Book Report: The Library of Great Masters: Raphael translated by Paul Blanchard (1991)

Book coverAs you know, gentle reader, I sometimes like to page through books of poetry, art, or photography whil I watch a sporting event such as a football game or a baseball game, where I can browse a small chunk, watch a play, peruse a bit, watch a play, and then ingest a bit more during commercials. But, Brian J., you did not do that much this past football season! What gives? Well, gentle reader, this was not a good year for the Green Bay Packers, as you know, so I did not stick with football games for the full three hours.
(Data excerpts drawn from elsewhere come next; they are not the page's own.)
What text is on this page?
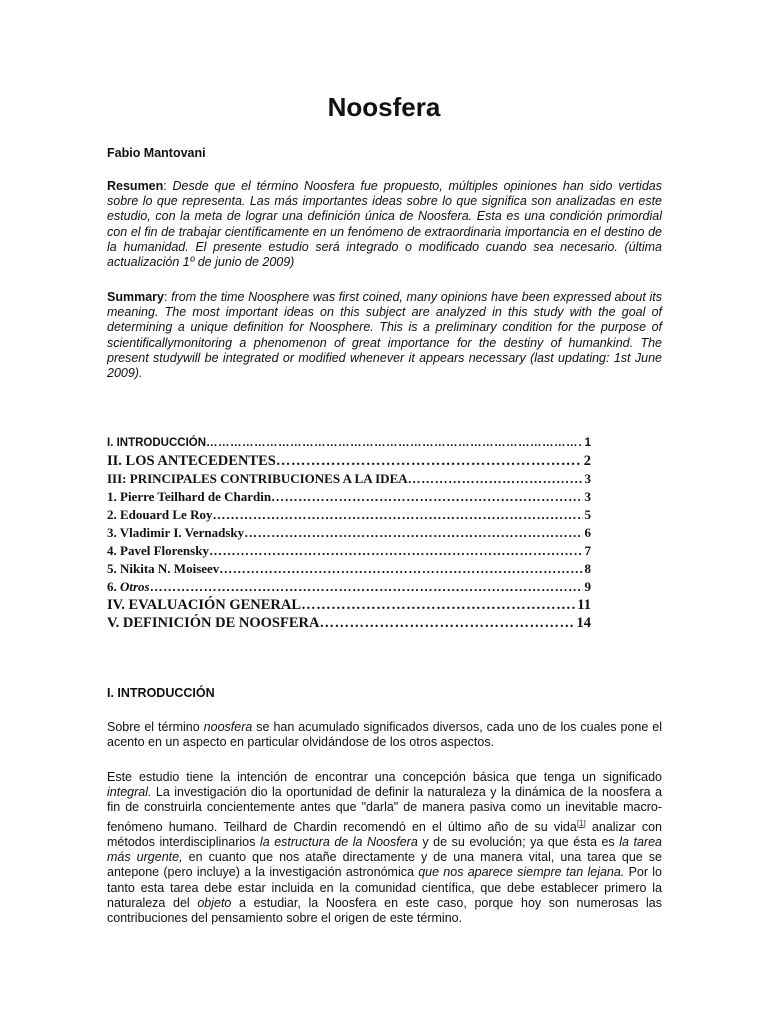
Noosfera

Fabio Mantovani

Resumen: Desde que el término Noosfera fue propuesto, múltiples opiniones han sido vertidas sobre lo que representa. Las más importantes ideas sobre lo que significa son analizadas en este estudio, con la meta de lograr una definición única de Noosfera. Esta es una condición primordial con el fin de trabajar científicamente en un fenómeno de extraordinaria importancia en el destino de la humanidad. El presente estudio será integrado o modificado cuando sea necesario. (última actualización 1º de junio de 2009)

Summary: from the time Noosphere was first coined, many opinions have been expressed about its meaning. The most important ideas on this subject are analyzed in this study with the goal of determining a unique definition for Noosphere. This is a preliminary condition for the purpose of scientificallymonitoring a phenomenon of great importance for the destiny of humankind. The present studywill be integrated or modified whenever it appears necessary (last updating: 1st June 2009).

I. INTRODUCCIÓN ……………………………………………………………………………………………………………………………………………………………………………………………………………………	1
II. LOS ANTECEDENTES ……………………………………………………………………………………………………………………………………………………………………………………………………………………	2
III: PRINCIPALES CONTRIBUCIONES A LA IDEA ……………………………………………………………………………………………………………………………………………………………………………………………………………………	3
1. Pierre Teilhard de Chardin ……………………………………………………………………………………………………………………………………………………………………………………………………………………	3
2. Edouard Le Roy ……………………………………………………………………………………………………………………………………………………………………………………………………………………	5
3. Vladimir I. Vernadsky ……………………………………………………………………………………………………………………………………………………………………………………………………………………	6
4. Pavel Florensky ……………………………………………………………………………………………………………………………………………………………………………………………………………………	7
5. Nikita N. Moiseev ……………………………………………………………………………………………………………………………………………………………………………………………………………………	8
6. Otros ……………………………………………………………………………………………………………………………………………………………………………………………………………………	9
IV. EVALUACIÓN GENERAL ……………………………………………………………………………………………………………………………………………………………………………………………………………………	11
V. DEFINICIÓN DE NOOSFERA ……………………………………………………………………………………………………………………………………………………………………………………………………………………	14

I. INTRODUCCIÓN

Sobre el término noosfera se han acumulado significados diversos, cada uno de los cuales pone el acento en un aspecto en particular olvidándose de los otros aspectos.

Este estudio tiene la intención de encontrar una concepción básica que tenga un significado integral. La investigación dio la oportunidad de definir la naturaleza y la dinámica de la noosfera a fin de construirla concientemente antes que "darla" de manera pasiva como un inevitable macro-fenómeno humano. Teilhard de Chardin recomendó en el último año de su vida[1] analizar con métodos interdisciplinarios la estructura de la Noosfera y de su evolución; ya que ésta es la tarea más urgente, en cuanto que nos atañe directamente y de una manera vital, una tarea que se antepone (pero incluye) a la investigación astronómica que nos aparece siempre tan lejana. Por lo tanto esta tarea debe estar incluida en la comunidad científica, que debe establecer primero la naturaleza del objeto a estudiar, la Noosfera en este caso, porque hoy son numerosas las contribuciones del pensamiento sobre el origen de este término.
Also, some of the books I picked out had pretty high text-to-image ratios and required a bit more attention than I could muster during football games.

This is one such volume. It’s a collection of paintings done by Raphael accompanied by a biography. The text did not lend itself to easy perusal for a couple of reasons. For one, it’s a pretty detailed art history piece, where we learn about with whom Raphael worked in his youth and the influence that myriad Italian Renaissance painters had on him and in which of his works. As I have no idea who any of these guys were, I did not get much from that. Secondly, the book talked about paintings whose images were pages away, so by the time I got to the painting, I’d forgotten what I’d read about it.

So I couldn’t read it during a football game. So I read it as part of my breaks from the volume of William Shakespeare that I am reading currently. The book still had the same drawbacks to reading at length, but I got through it.

I want to flip through these books to get a sense of what the author’s work looked like and maybe so I can say something intelligent about it. I’m not sure I could tell a Raphael from another Renaissance painter, but I can tell one from a Rembrandt, although this book says Raphael used chiaroscuro as well–but to be honest, Rembrandt used the effect better. Also, although they must have been getting better by the time the cinquecento rolled around, the proportions of the bodies are still a little off. You look at some of the shoulders on the people relative to their necks and heads, and you have to wonder how their eyesight was.

At any rate, I’ve learned the difference between the quattrocento and the cinquecento from this book, so I’ve got that going for me. For those of you who don’t watch football and thus are not exposed to Renaissance art, that’s the 1400s and roughly 1500-1530 in Italian art.

Worth a browse, but probably better if this is not your first exposure to Renaissance art.